Deutsche Telekom rejected Iliad’s bid of $33 per share for 56.6 percent of T-Mobile US as too low in early August, but left the door open to an eventual U.S. exit.
The German company, which makes about a third of its sales and a fifth of core profits in the United States, has tried to sell T-Mobile twice since late 2011 because it sees it as too small to compete with market leaders Verizon and AT&T.
Deutsche Telekom spent about a year negotiating with third-placed Sprint (T.N) over a potential sale, only to see it withdraw in early August over worries U.S. regulators would bar the deal on competition grounds.
Reynaud said Iliad would limit any capital increase to fund the T-Mobile bid to 2 billion euros. He also said Iliad’s key leverage ratio would not surpass 4.5 times net debt to earnings before interest, tax, depreciation and amortisation (EBITDA).
Investors sent Iliad shares down 8.7 percent to 8-month lows of 152.65 euros at 1522 BST because of concerns about its U.S. foray. The shares have fallen roughly 25 percent since July 30, the day before the announcement of its T-Mobile bid.
Stephane Beyazian, a Raymond James analyst with an “underperform” rating for Iliad, said the shares were falling because some investors believe the U.S. expansion is too risky, and would prefer Iliad to focus on consolidation in France.
“It’s clear that Iliad prefers the U.S. option compared with going back to the table to negotiate to buy out Bouygues and consolidate France,” Beyazian said.
Iliad held informal talks with Bouygues about buying out the number three mobile operator earlier this year, but the two were far apart on price, sources have said.
A subsequent effort by Orange to engineer a joint bid for Bouygues with Iliad also fell through.
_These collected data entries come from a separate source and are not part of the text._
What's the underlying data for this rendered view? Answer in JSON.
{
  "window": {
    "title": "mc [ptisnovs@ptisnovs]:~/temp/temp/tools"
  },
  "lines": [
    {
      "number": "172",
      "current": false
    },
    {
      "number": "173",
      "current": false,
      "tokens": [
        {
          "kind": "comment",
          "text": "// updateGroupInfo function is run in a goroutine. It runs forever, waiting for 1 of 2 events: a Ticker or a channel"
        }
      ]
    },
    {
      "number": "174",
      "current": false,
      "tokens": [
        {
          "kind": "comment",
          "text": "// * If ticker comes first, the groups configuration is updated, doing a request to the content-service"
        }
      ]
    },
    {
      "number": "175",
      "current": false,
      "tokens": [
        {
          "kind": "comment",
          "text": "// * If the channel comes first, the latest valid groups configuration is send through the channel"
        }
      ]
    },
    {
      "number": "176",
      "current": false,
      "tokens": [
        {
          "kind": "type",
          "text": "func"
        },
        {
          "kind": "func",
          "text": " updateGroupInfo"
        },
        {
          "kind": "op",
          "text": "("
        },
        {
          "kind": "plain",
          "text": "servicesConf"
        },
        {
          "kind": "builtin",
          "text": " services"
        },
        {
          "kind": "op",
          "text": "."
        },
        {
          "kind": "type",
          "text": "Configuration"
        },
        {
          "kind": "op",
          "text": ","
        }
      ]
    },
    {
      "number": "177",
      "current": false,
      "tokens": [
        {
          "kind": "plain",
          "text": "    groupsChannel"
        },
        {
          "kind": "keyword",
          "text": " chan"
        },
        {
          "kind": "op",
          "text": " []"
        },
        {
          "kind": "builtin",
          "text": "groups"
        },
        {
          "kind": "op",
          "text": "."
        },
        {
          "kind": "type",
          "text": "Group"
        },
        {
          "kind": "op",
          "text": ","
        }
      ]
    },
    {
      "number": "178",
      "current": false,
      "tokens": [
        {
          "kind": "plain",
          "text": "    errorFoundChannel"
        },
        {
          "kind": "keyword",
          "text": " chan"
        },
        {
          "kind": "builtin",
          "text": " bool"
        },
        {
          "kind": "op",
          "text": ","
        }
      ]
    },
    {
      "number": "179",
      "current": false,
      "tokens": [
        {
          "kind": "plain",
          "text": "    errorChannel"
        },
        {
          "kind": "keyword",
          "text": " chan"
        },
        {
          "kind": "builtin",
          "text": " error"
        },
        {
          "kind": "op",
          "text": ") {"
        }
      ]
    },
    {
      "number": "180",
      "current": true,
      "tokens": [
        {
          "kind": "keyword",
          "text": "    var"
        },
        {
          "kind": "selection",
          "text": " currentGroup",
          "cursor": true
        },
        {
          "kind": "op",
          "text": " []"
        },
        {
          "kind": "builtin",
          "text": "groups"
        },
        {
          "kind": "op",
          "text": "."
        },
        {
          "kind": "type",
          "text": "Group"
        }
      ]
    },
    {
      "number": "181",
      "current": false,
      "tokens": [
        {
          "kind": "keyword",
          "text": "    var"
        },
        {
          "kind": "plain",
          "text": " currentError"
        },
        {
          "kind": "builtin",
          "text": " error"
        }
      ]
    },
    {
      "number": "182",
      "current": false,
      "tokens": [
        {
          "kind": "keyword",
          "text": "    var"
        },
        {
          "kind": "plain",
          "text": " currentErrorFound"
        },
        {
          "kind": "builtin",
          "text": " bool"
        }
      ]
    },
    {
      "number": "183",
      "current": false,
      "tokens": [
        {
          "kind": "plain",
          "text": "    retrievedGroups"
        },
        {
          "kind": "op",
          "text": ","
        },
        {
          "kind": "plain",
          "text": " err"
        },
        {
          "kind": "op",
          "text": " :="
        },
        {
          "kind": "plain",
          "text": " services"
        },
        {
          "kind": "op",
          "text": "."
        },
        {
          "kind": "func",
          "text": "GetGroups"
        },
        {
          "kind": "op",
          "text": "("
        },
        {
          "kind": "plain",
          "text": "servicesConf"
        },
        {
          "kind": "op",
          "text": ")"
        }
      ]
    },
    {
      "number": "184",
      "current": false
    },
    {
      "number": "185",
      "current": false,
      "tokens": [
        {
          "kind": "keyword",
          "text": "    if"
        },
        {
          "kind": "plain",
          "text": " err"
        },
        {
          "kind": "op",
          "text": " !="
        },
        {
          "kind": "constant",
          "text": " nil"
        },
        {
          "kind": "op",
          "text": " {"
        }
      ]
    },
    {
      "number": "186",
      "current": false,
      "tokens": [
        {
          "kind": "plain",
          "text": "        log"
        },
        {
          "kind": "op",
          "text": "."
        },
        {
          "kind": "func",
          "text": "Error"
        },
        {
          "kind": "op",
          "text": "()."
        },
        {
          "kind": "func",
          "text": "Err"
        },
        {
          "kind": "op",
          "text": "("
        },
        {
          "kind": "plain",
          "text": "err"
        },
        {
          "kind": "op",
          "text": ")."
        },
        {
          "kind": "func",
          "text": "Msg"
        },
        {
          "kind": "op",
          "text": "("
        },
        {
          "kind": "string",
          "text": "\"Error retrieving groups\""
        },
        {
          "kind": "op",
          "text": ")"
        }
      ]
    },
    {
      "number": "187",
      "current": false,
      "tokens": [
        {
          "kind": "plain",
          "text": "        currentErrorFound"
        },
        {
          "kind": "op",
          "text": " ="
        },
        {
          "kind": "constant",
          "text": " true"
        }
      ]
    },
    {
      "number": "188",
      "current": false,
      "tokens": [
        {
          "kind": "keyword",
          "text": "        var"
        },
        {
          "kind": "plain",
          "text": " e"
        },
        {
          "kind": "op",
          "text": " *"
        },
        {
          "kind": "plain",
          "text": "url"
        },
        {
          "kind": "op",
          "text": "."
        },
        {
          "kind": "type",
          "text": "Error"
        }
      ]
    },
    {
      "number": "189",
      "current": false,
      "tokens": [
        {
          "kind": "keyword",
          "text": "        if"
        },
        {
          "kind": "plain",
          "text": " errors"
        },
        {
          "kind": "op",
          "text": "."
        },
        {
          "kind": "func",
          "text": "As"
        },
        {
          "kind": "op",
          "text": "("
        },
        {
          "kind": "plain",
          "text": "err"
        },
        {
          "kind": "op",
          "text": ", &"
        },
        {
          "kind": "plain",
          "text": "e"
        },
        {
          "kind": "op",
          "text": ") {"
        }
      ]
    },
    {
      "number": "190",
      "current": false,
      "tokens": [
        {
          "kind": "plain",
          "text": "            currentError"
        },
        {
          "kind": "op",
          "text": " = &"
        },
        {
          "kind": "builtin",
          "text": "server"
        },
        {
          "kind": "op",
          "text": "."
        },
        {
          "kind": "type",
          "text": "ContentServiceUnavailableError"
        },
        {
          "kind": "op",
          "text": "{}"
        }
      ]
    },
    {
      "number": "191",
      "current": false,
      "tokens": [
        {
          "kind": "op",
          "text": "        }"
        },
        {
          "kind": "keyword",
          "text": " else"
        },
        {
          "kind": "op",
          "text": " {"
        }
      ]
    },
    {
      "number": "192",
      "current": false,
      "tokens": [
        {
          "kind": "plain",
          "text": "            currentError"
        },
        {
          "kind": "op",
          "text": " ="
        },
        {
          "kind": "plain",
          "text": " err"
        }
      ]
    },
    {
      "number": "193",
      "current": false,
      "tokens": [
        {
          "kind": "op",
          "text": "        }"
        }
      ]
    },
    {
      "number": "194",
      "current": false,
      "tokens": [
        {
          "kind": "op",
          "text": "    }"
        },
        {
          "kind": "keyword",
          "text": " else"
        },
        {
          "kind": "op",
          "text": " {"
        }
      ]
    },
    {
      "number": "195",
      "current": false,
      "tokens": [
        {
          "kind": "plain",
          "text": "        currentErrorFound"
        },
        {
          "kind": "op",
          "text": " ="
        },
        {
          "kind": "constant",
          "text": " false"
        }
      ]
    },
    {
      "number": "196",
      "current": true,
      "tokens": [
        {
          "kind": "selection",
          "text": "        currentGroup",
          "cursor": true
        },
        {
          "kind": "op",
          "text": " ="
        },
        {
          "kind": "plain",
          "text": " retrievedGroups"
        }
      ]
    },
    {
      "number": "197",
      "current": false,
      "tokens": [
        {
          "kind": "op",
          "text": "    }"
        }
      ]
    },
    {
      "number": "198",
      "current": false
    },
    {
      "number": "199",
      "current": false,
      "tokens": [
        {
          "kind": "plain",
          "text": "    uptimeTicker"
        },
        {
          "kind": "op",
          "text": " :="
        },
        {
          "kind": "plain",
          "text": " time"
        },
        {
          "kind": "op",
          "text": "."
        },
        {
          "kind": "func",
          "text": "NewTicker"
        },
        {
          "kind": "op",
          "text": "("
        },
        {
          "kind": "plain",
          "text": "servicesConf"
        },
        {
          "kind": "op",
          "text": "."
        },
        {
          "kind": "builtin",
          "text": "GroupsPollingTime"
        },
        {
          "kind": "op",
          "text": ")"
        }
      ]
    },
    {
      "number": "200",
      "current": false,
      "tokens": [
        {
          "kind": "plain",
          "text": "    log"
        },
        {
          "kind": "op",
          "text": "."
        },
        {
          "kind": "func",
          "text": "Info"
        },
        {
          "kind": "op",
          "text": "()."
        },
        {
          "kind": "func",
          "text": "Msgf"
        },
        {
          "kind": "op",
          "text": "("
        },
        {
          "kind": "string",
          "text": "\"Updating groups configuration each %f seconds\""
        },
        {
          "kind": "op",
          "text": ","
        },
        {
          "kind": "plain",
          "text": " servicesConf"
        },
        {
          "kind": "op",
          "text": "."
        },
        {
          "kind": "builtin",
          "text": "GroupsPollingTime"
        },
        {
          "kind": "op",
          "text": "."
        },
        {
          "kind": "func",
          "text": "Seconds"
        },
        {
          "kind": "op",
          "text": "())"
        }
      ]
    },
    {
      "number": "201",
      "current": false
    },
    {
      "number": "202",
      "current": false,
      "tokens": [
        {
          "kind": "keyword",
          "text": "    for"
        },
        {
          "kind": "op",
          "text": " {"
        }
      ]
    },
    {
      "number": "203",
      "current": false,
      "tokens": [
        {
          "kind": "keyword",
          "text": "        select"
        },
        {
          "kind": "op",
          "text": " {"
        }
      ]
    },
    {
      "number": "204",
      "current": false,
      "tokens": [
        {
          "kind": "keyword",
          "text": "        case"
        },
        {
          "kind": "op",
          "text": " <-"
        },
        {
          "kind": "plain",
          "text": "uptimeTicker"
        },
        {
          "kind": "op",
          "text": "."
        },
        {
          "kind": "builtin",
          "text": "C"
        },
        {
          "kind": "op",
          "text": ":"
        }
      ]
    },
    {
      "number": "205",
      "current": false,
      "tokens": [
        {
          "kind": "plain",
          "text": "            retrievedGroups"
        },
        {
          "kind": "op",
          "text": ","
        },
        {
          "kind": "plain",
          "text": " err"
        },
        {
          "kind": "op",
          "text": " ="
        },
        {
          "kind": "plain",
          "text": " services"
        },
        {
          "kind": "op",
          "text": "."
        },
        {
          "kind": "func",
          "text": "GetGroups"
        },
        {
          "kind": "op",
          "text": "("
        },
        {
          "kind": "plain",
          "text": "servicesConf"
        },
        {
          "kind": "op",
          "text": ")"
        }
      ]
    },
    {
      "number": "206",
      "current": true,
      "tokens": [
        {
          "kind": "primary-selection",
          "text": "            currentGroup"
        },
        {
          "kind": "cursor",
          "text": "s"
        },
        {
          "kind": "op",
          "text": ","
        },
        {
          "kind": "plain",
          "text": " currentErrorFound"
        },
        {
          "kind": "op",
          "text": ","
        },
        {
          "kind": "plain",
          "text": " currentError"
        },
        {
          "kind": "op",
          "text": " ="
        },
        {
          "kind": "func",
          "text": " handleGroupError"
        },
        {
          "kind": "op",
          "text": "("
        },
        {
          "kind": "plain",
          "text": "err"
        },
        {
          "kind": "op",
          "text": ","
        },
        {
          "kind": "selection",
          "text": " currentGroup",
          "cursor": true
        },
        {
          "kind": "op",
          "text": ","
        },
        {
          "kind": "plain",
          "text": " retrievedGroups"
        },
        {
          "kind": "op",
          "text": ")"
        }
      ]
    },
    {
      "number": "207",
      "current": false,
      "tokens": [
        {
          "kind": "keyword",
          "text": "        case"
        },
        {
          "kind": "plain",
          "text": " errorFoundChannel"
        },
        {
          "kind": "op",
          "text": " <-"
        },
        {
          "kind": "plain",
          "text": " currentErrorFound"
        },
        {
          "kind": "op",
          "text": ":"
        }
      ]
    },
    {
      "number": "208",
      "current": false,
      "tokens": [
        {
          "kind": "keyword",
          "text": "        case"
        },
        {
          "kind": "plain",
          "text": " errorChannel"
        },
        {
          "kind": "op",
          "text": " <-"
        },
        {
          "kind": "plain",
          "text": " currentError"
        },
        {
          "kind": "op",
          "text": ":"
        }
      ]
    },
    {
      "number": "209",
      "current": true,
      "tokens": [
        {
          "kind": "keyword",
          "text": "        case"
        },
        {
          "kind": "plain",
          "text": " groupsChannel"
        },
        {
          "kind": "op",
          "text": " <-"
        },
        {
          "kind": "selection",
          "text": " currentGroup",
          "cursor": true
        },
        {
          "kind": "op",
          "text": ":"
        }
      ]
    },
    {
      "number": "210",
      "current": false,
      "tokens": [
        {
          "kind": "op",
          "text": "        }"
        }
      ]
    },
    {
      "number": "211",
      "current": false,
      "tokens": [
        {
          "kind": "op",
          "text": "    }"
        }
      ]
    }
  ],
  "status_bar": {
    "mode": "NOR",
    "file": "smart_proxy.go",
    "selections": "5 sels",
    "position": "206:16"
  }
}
Iliad’s Reynaud declined to say how long it would take to sign up partners for its T-Mobile bid, nor would he comment on when the group would submit a new offer to Deutsche Telekom.
Reynaud said Iliad had not yet won access to a so-called “data room”, which is usually set up to give bidders access to information that is not public about a company it wants to buy.
Even without access to detailed information on T-Mobile, Iliad believes it can generate $2 billion in savings per year, or 7 percent of T-Mobile’s estimated cost base, by running the operator in more cost efficient way.
That pledge has been met with scepticism by some analysts who say T-Mobile is already run in a quite lean manner. There has also been scepticism at Deutsche Telekom about estimates that the merger would result in $10 billion in benefits from cost cuts.
In a chart published Monday, Iliad said 38 percent of the $2 billion in cost savings would come from spending less on network, capex and equipment. A further 24 percent would come from information technology and general administrative costs, 20 percent from customer management, and 13 percent from marketing and advertising.
In France, Iliad has perfected a stripped-down way of operating, which has boosted its profitability, and it wants to export some of those practices, Reynaud explained.
“We know we can’t just copy and paste Iliad’s model in France to the U.S.,” he said. “But there are some things that we do well, such as running call centres internally and boosting on-line sales that will translate to the new market.”